Filozoflar ve bilim insanları bunları tartışırken, Türkiye’de Diyanet İşleri Başkanı Mehmet Görmez, yüzlerce kişinin öldüğü ve binlerce insanın yaralandığı Van depremi üzerine şöyle bir açıklama yaptı: “Deprem konusu sismologların, jeologların, jeofizikçilerin, deprem uzmanlarının, bilim adamlarının teorilerine, fay hatlarının hareketlerine indirgenemez; bunu yapmak bir zihin tembelliğidir, eşyanın hakikatına yönelik düşünce eksikliğidir, yaratıcılık eksikliğidir, fiziğin üzerine metafizik düşünce geliştirmek eksikliğidir; bu depremler bir tesadüf sonucu meydana gelmiş olamaz.”
Yaklaşık 17 bin kişinin öldüğü İzmit depreminde de türbanlı kızlar pankart açıp, sologan atıp, bu depremi ilahi adalete bağlamışlardı. Şimdi de Diyanet İşleri Başkanı Mehmet Görmez bu olayı Tanrı’nın işine bağladı. Üstelik Mehmet Görmez sözün gerisini getirmedi. Tanrı mükemmelse, ki tanımı gereği öyle olmak zorunda, böyle bir şeyi neden yapsın, masum insanların ölümüne neden yol açsın, geride kalanları neden acılar içinde bıraksın?
Üstelik Diyanet İşleri Başkanı bu iddiayı ortaya atarken, birçok filozofu ve bilim insanını küçümsemekte, onları “düşünce tembeli” ve “yaratıcılıktan yoksun” olarak nitelendirmektedir. Yani kuşkucu felsefenin en önde gelen temsilcilerinden birisi olan Antik Yunan filozofu Sextus Empiricus, deneyimci felsefenin ve Avrupa aydınlanma hareketinin önde gelen düşünürlerinden birisi olan 18. Yüzyıl İskoç filozofu David Hume, 19. Yüzyılda dünya dengelerini değiştirecek kadar önemli kuramlar ortaya koyan Alman filozof Karl Marx, yine aynı yüzyılda perspektivist felsefenin gelişmesine yaşamsal değerde katkılar sağlayan ve felsefeyi geri dönüşü olmayan yeni bir yola sokan Alman filozof Friedrich Nietzsche ve 20. Yüzyılın en önemli filozoflarından ve varoluşçu felsefenin kurucularından birisi olan Fransız düşünür Jean-Paul Sartre “zihin tembeli” ve “yaratıcılık özürlü” oluyorlar! Onlarla birlikte 20. ve 21. yüzyılda yaşamlarını bilime adayan ve Görmez’in iddiasının aksine zaten bu depremlerin bir tesadüf sonucu meydana gelmediğini savunan, ancak depremlerin nedenlerini de gözlem ve deney yoluyla ortaya koyan yüzlerce sismolog, jeolog ve jeofizikçi de “zihin tembeli” ve “yaratıcılık özürlü” oluyorlar! Görmez’in gördüğünü onlar görmüyorlar!

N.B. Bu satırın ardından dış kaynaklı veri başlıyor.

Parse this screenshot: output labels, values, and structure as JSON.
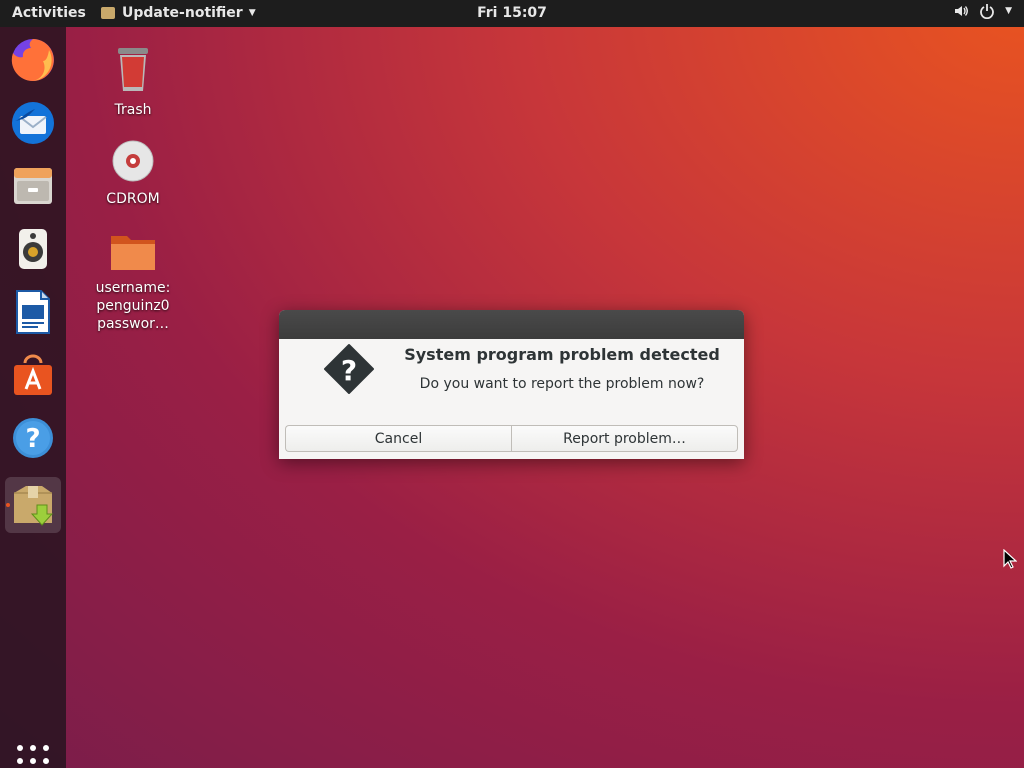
{
  "topbar": {
    "activities": "Activities",
    "app_name": "Update-notifier",
    "clock": "Fri 15:07",
    "icons": [
      "volume-icon",
      "power-icon",
      "chevron-down-icon"
    ]
  },
  "dock": {
    "items": [
      "firefox-icon",
      "thunderbird-icon",
      "files-icon",
      "rhythmbox-icon",
      "writer-icon",
      "software-icon",
      "help-icon",
      "update-notifier-icon"
    ],
    "show_apps": "show-applications-icon"
  },
  "desktop": {
    "trash_label": "Trash",
    "cdrom_label": "CDROM",
    "folder_line1": "username:",
    "folder_line2": "penguinz0",
    "folder_line3": "passwor…"
  },
  "dialog": {
    "heading": "System program problem detected",
    "message": "Do you want to report the problem now?",
    "cancel_label": "Cancel",
    "report_label": "Report problem…"
  },
  "colors": {
    "accent": "#e95420",
    "topbar": "#1d1d1d",
    "dialog_bg": "#f6f5f4"
  }
}
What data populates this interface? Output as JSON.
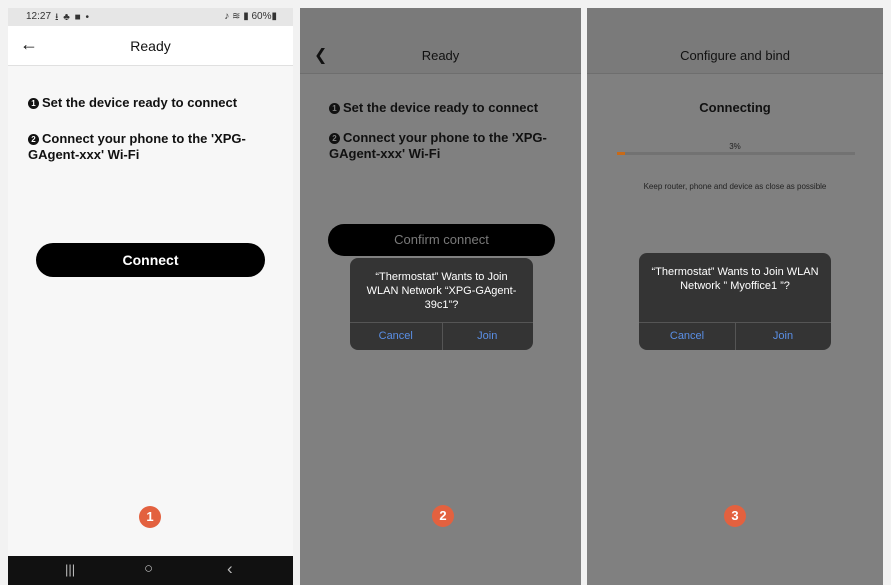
{
  "panel1": {
    "status": {
      "time": "12:27",
      "icons": "⭳ ♣ ■ •",
      "right": "♪ ≋ ▮ 60%▮"
    },
    "title": "Ready",
    "steps": [
      {
        "num": "1",
        "text": "Set the device ready to connect"
      },
      {
        "num": "2",
        "text": "Connect your phone to the 'XPG-GAgent-xxx' Wi-Fi"
      }
    ],
    "connect_button": "Connect",
    "badge": "1",
    "nav": {
      "recent": "|||",
      "home": "○",
      "back": "‹"
    }
  },
  "panel2": {
    "title": "Ready",
    "steps": [
      {
        "num": "1",
        "text": "Set the device ready to connect"
      },
      {
        "num": "2",
        "text": "Connect your phone to the 'XPG-GAgent-xxx' Wi-Fi"
      }
    ],
    "confirm_button": "Confirm connect",
    "dialog": {
      "message": "“Thermostat” Wants to Join WLAN Network “XPG-GAgent-39c1”?",
      "cancel": "Cancel",
      "join": "Join"
    },
    "badge": "2"
  },
  "panel3": {
    "title": "Configure and bind",
    "status": "Connecting",
    "progress_label": "3%",
    "progress": 0.03,
    "hint": "Keep router, phone and device as close as possible",
    "dialog": {
      "message": "“Thermostat” Wants to Join WLAN Network ” Myoffice1 ”?",
      "cancel": "Cancel",
      "join": "Join"
    },
    "badge": "3"
  },
  "colors": {
    "badge": "#e3613f",
    "ios_link": "#5a8fe6",
    "progress": "#c86a18"
  }
}
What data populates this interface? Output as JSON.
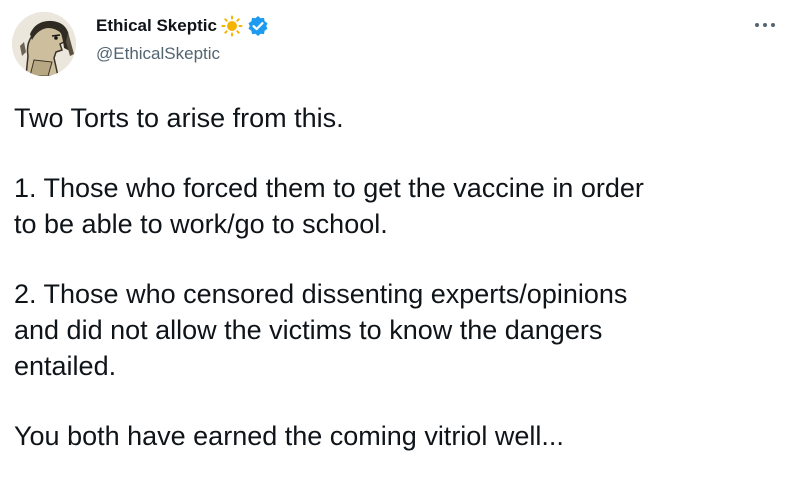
{
  "author": {
    "display_name": "Ethical Skeptic",
    "handle": "@EthicalSkeptic",
    "name_emoji": "sun-icon",
    "verified_icon": "verified-badge-icon",
    "verified_color": "#1d9bf0",
    "sun_color": "#f4b400"
  },
  "menu": {
    "more_icon": "more-options-icon"
  },
  "tweet": {
    "paragraphs": [
      [
        "Two Torts to arise from this."
      ],
      [
        "1. Those who forced them to get the vaccine in order",
        "to be able to work/go to school."
      ],
      [
        "2. Those who censored dissenting experts/opinions",
        "and did not allow the victims to know the dangers",
        "entailed."
      ],
      [
        "You both have earned the coming vitriol well..."
      ]
    ]
  }
}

Kim görüyor, kim görmüyor? Kim olgulardan söz ediyor, kim kurgulardan söz ediyor? Kim olgu ile kurgu arasındaki ayrımı yapmaktan aciz, kim değil? Kim düşünce tembeli, kim değil? Kim yaratıcı, kim değil?
Üstelik Görmez daha da ileri giderek şöyle diyor: “En büyük deprem, en büyük sarsıntı, insanların inanç dünyalarında, kalplerimizin ve yüreklerimizin fay hatlarında meydana gelen, dünyamızı da, ahiretimizi de yok edecek sarsıntılardır. Mühim olan yeryüzündeki sarsıntılar sebebiyle Allah’a olan imanımızda ve gönül fay hatlarımızda bir sarsıntı meydana gelmemesidir. Ölüm hiçlik ve yokluk değildir.”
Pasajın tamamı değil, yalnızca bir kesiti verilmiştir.